The New York Times: Sanofi Halves Price Of Cancer Drug Zaltrap After Sloan-Kettering Rejection
In an unusual move, a big drug company said on Thursday that it would effectively cut in half the price of a new cancer drug after a leading cancer center said it would not use the drug because it was too expensive. ... Zaltrap came to market in August at a price of about $11,000 a month. Soon after, Memorial Sloan-Kettering Cancer Center in New York decided not to use the drug, saying it was twice as expensive but no more effective than a similar medicine, Avastin from Genentech. Both drugs improved median survival by 1.4 months, doctors there said (Pollack, 11/8).

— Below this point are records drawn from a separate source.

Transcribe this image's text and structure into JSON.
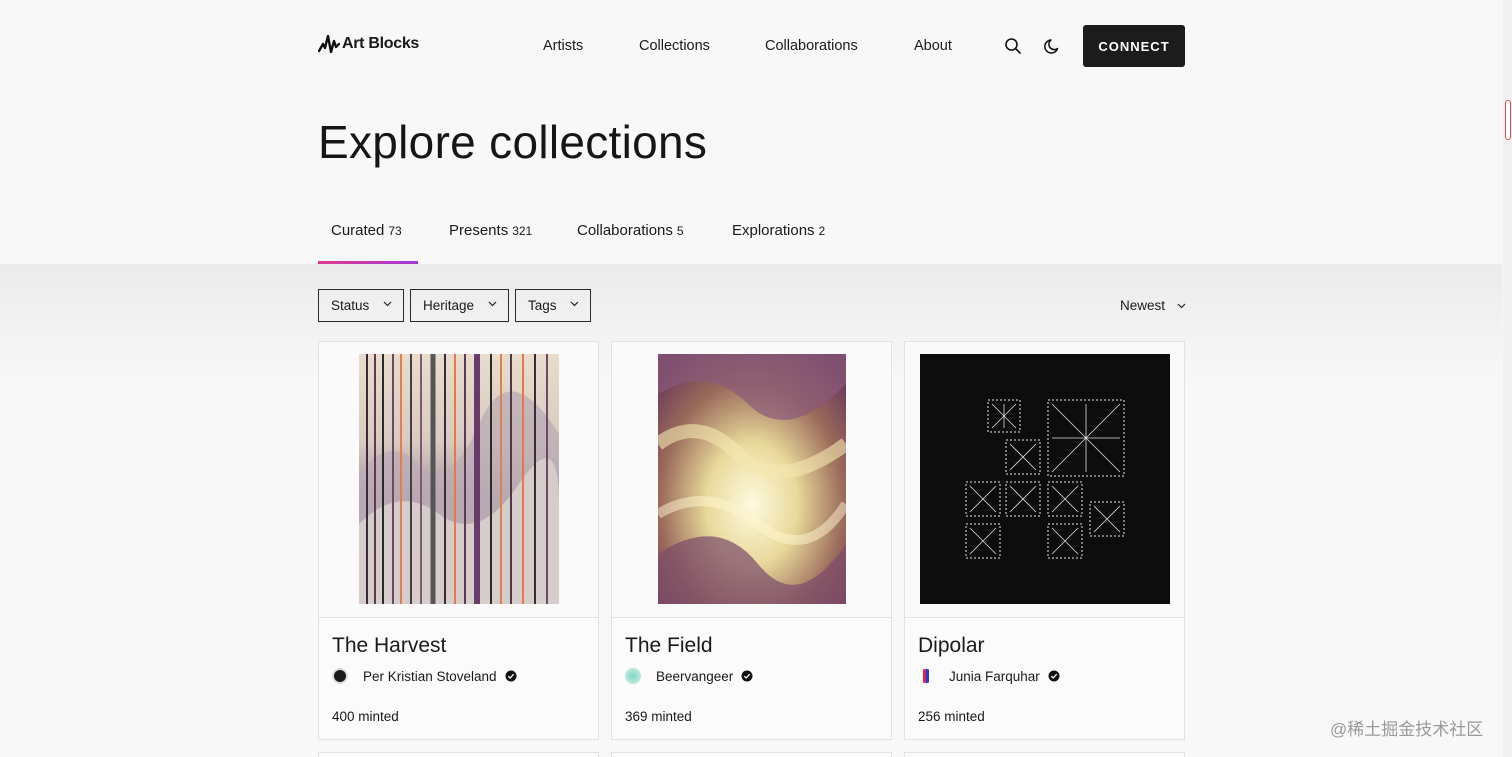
{
  "header": {
    "logo_text": "Art Blocks",
    "nav": [
      "Artists",
      "Collections",
      "Collaborations",
      "About"
    ],
    "search_icon": "search-icon",
    "theme_icon": "moon-icon",
    "connect_label": "CONNECT"
  },
  "page": {
    "title": "Explore collections"
  },
  "tabs": [
    {
      "label": "Curated",
      "count": "73",
      "active": true
    },
    {
      "label": "Presents",
      "count": "321",
      "active": false
    },
    {
      "label": "Collaborations",
      "count": "5",
      "active": false
    },
    {
      "label": "Explorations",
      "count": "2",
      "active": false
    }
  ],
  "filters": {
    "items": [
      "Status",
      "Heritage",
      "Tags"
    ],
    "sort_label": "Newest"
  },
  "cards": [
    {
      "title": "The Harvest",
      "artist": "Per Kristian Stoveland",
      "minted": "400 minted",
      "verified": true
    },
    {
      "title": "The Field",
      "artist": "Beervangeer",
      "minted": "369 minted",
      "verified": true
    },
    {
      "title": "Dipolar",
      "artist": "Junia Farquhar",
      "minted": "256 minted",
      "verified": true
    }
  ],
  "watermark": "@稀土掘金技术社区",
  "colors": {
    "accent_gradient_start": "#e03a8f",
    "accent_gradient_end": "#a13ad8",
    "button_dark": "#1c1c1c"
  }
}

In other public health news, officials worry about a new form of West Nile Virus --
The Washington Post: Hints Of A More Virulent, Mutating West Nile Virus Emerge
The West Nile virus epidemic of 2012, the worst in a decade, may be notorious for yet another reason: The virus, in some cases, is attacking the brain more aggressively than in the past, raising the specter that it may have mutated into a nastier form, say two neurologists who have extensive experience dealing with the illness. ... So far this year, health authorities have reported more than 5,000 cases of West Nile illness and 228 deaths in 48 states, with Texas, California, Illinois and Michigan having the most cases (Vastag, 11/8).